As a co-inventor of the technology that powers hundreds of millions of units of Kindle and an inductee of the National Inventor Hall of Fame in America, Barrett Comiskey, founder and CEO of Migo, could have retired young and enjoyed a comfortable life after selling E-Ink, his first company. However, it did not take long for him to embark on another innovation journey to solve the same problem that Google Loon and low-earth orbit satellite companies are trying to solve.
"With E-Ink, we modernized the publishing industry, to make it easier for people to read books, catering to the top 10 percent of the world. Migo is basically the same thing, using technology and consumer-centric innovation. But its goal is to close the data divide by making digital participation for 3 billion under-innovated people worldwide possible and affordable," said Comiskey.
Comiskey founded Migo, an innovation company, to exclusively focus on emerging markets to realize that goal in 2009. It has received backing from Temasek, Steve Chen, YouTube's co-founder and CTO, blue-chip VCs, and key industry insiders. However, it wasn't without challenges for Migo. They first did technical iterations in the Philippines, where they proved the technology and the product. Ultimately, they couldn't find the right partner there and made the decision to pivot to launch the service in Indonesia.
Investment from MNC Group in Indonesia
Migo was launched in 2020 in Indonesia. Its initial product is sachet passes providing customers access to entertainment and education content at neighborhood clouds, or Migo Downloads Stations (MDS), which are installed in existing corner stores near where most of the people live and work. The business model quickly won the endorsement of Hary Tanoesoedibjo, executive chairman of MNC Group, the largest content provider and broadcaster in Indonesia. The basic 1+1=4 idea of Migo and MNC is to combine MNC's vast resources with Migo's unique technology to accelerate the digitization of the Indonesian market and bring them into the rich digital century today. Migo will distribute MNC Vision Networks' (MVN) Vision+ content, while MVN invests $40 million in Migo Indonesia to accelerate the national rollout and digitization in the country.

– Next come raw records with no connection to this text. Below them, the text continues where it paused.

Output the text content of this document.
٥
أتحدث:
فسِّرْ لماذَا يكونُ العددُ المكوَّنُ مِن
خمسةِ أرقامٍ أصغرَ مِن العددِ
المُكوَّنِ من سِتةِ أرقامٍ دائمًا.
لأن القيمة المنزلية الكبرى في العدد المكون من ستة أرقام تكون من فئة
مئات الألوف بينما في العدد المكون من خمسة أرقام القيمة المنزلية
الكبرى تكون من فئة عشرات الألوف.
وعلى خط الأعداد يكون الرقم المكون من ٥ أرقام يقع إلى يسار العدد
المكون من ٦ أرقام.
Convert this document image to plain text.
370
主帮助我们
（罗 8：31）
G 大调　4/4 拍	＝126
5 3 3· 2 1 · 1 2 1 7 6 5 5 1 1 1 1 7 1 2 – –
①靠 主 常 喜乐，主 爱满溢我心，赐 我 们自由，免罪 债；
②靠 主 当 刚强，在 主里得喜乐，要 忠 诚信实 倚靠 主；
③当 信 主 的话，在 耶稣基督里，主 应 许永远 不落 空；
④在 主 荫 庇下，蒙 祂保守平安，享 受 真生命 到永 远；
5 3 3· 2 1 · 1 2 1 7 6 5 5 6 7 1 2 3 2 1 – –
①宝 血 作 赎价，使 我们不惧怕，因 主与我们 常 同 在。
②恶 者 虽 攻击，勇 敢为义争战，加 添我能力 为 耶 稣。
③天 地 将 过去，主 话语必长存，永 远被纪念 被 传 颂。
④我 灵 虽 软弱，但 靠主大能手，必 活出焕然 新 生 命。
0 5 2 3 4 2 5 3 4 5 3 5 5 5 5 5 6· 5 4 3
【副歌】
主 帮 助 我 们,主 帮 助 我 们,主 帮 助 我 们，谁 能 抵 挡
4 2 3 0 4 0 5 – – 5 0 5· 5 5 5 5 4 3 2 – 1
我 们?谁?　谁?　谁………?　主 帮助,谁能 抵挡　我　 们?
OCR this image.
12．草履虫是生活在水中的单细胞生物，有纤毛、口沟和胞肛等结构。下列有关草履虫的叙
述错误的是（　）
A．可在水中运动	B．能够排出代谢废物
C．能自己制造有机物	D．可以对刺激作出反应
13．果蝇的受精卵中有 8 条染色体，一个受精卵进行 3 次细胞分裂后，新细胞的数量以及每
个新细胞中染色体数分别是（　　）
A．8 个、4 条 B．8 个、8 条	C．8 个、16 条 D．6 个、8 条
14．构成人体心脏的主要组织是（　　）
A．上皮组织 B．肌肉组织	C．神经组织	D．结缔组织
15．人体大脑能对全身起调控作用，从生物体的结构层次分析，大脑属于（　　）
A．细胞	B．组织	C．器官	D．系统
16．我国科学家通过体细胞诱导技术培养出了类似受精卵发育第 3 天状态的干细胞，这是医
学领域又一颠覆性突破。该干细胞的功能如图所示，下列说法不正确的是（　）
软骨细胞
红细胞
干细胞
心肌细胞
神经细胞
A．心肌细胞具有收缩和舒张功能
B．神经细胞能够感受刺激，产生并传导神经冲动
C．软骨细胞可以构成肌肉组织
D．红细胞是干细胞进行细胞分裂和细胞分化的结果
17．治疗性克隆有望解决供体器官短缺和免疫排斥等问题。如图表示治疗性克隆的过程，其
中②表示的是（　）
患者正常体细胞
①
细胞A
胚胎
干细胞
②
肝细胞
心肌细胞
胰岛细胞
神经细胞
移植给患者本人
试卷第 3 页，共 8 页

The strategic partnership with MNC is an important turning point for Migo because that has proven that Migo works best as a last-mile option to reach the vast population that cannot afford other services available. MNC has tried cable, satellite, etc., and just could not bring the cost down. As Tanoesoedibjo said in their signing ceremony, "We found Migo an outstanding platform for our services. It is cheaper, faster, and clearer."
Comiskey's vision for Migo is to be the go-to brand like a 7-11 for affordable, high-quality data access services in emerging markets and change the lives of 3 billion people by accelerating their digital experiences across entertainment, education, e-books, music, gaming, financial services, anything that doesn't require a real-time connection for the next 5 years.
Unlimited data for 5 cents a day
Currently, Migo has more than 500 MDS locations across Jakarta and aims to expand to 1,000 by the end of 2021. The scale will continue to grow 10 folds by the end of 2022, to cover 100 million people in Java, the world's most populous island. In addition to its cornerstone partnership with Vision+, Migo Indonesia also carries entertainment content from a range of top local and international producers (including Korean Dramas), and educational content from the best Indonesian EdTech players, as well as from the Ministry of Education, Culture, Research, and Technology.
"Almost every Indonesian has a few of these, a thousand rupiah." Comiskey takes out a 1,000 rupiah coin (the coin with the lowest value in Indonesia, valued around 5 US cents) during the signing ceremony with MVN and said, "That's the price of Migo per day for unlimited data."
"Capex per subscriber is about $1-$2, and operating cost per customer of 5 cents, we are already super-cheap, bringing it through WiFi, and continue to innovate to optimize our hardware, software, and the efficiency of the algorithm," said Comiskey.
Internet access cost is very expensive in Indonesia. According to World Bank, Indonesia's income per capita is $4,450 a year, but cable TV and internet access package can cost as much as $40 per month. Nevertheless, optic-fiber cables are not readily available to all families in the archipelago, where there are more than 17,000 islands. According to Tanoesoedibjo, the average TV viewing time for an Indonesian family is 5 hours a day. "Just imagine how much they have to spend if they have to watch it on a smartphone every month," he added.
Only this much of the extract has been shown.